(Bloomberg) — John Boehner must find a way to lead the U.S. House of Representatives after winning a third term as speaker with votes from fewer than half of the chamber’s 434 members.
Boehner was re-elected as the 53rd House speaker yesterday although 25 members didn’t show up to cast votes and 24 of his fellow Republicans supported someone else. He won with 216 votes to 164 for Democratic leader Nancy Pelosi. No Democrats supported Boehner.
The Ohio Republican quickly dished out payback to some of the party members who voted against him, kicking two off the influential Rules Committee and stopping a third from sponsoring a bill.
Boehner will be tested in coming weeks as he and new Senate Majority Leader Mitch McConnell, a Kentucky Republican, prepare to confront President Barack Obama and congressional Democrats on issues including approval of the Keystone XL oil pipeline. Later in the year, they’ll need to address government spending and raising the U.S. debt limit.
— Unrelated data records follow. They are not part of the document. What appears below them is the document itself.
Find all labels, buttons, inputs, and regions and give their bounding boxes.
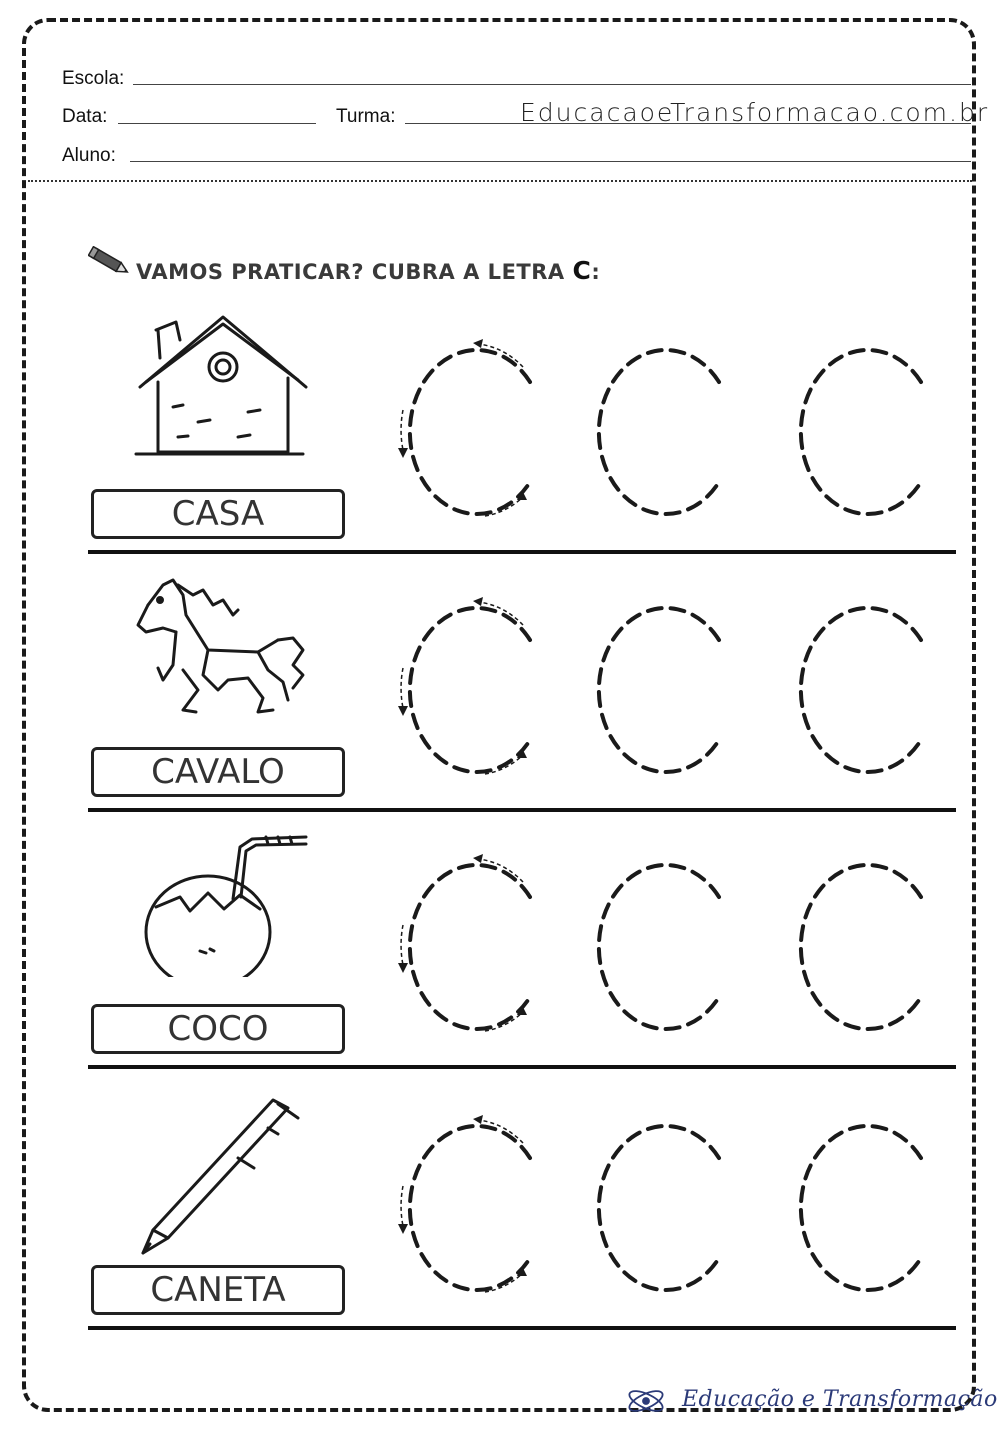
escola-label: Escola: [62,68,125,89]
atom-logo-icon [626,1384,666,1418]
aluno-label: Aluno: [62,145,116,166]
tracing-c-group[interactable] [373,847,933,1037]
data-field[interactable] [118,123,316,124]
stroke-direction-arrows [401,344,523,516]
baseline [88,808,956,812]
instruction-main: VAMOS PRATICAR? CUBRA A LETRA [136,260,573,284]
practice-row-casa [88,312,958,568]
tracing-c-2 [599,608,719,772]
tracing-c-guided [410,865,530,1029]
horse-icon [128,570,308,720]
baseline [88,550,956,554]
tracing-c-2 [599,1126,719,1290]
practice-row-caneta [88,1088,958,1344]
word-box-cavalo: CAVALO [91,747,345,797]
coconut-icon [128,827,308,977]
word-box-caneta: CANETA [91,1265,345,1315]
tracing-c-group[interactable] [373,590,933,780]
tracing-c-3 [801,608,921,772]
tracing-c-3 [801,350,921,514]
tracing-c-3 [801,1126,921,1290]
tracing-c-guided [410,350,530,514]
tracing-c-2 [599,865,719,1029]
footer-brand: Educação e Transformação [682,1387,998,1412]
turma-label: Turma: [336,106,396,127]
tracing-c-2 [599,350,719,514]
stroke-direction-arrows [401,859,523,1031]
practice-row-coco [88,827,958,1083]
tracing-c-group[interactable] [373,1108,933,1298]
aluno-field[interactable] [130,161,971,162]
word-box-coco: COCO [91,1004,345,1054]
header-separator [28,180,972,182]
baseline [88,1326,956,1330]
instruction-text [136,256,600,285]
escola-field[interactable] [133,84,971,85]
tracing-c-guided [410,1126,530,1290]
data-label: Data: [62,106,108,127]
site-url: EducacaoeTransformacao.com.br [520,98,990,127]
house-icon [128,312,308,462]
instruction-suffix: : [591,260,601,284]
tracing-c-3 [801,865,921,1029]
pencil-icon [88,246,132,278]
word-box-casa: CASA [91,489,345,539]
tracing-c-guided [410,608,530,772]
baseline [88,1065,956,1069]
stroke-direction-arrows [401,1120,523,1292]
tracing-c-group[interactable] [373,332,933,522]
practice-row-cavalo [88,570,958,826]
stroke-direction-arrows [401,602,523,774]
pen-icon [128,1088,308,1258]
instruction-letter: C [572,256,592,285]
Republican Daniel Webster of Florida, who received 12 votes from members of his party, said after the speaker’s vote that he hoped a message had been delivered that rank-and-file Republicans want a more “member-driven legislative process.”
“I’ve been a speaker. I’ve been a majority leader,” Webster said in an interview, referring to his time in the Florida statehouse. He said he was seeking to show that leaders need to listen more to their members’ concerns.
Boehner, in a short speech after the vote on the first day of the 114th Congress in Washington, urged House members to “prove the skeptics wrong” and find common ground on legislation.
“This won’t be done in a tidy way. The battle of ideas never ends and frankly never should,” said Boehner, 65.
The returning Republican members of the House Rules panel were announced after the speaker’s election. Absent from the list were Webster, who voted for himself for speaker, and Rich Nugent, who also voted for Webster.
The two lawmakers, who served on the Rules panel in the last Congress, were on the list to be reappointed until they voted against Boehner, according to a House leadership aide who sought anonymity.
“Sometimes there are casualties and changes, and people make decisions,” said Rules Committee Chairman Pete Sessions, a Texas Republican. “They make decisions to do things knowing sometimes there can be consequences.”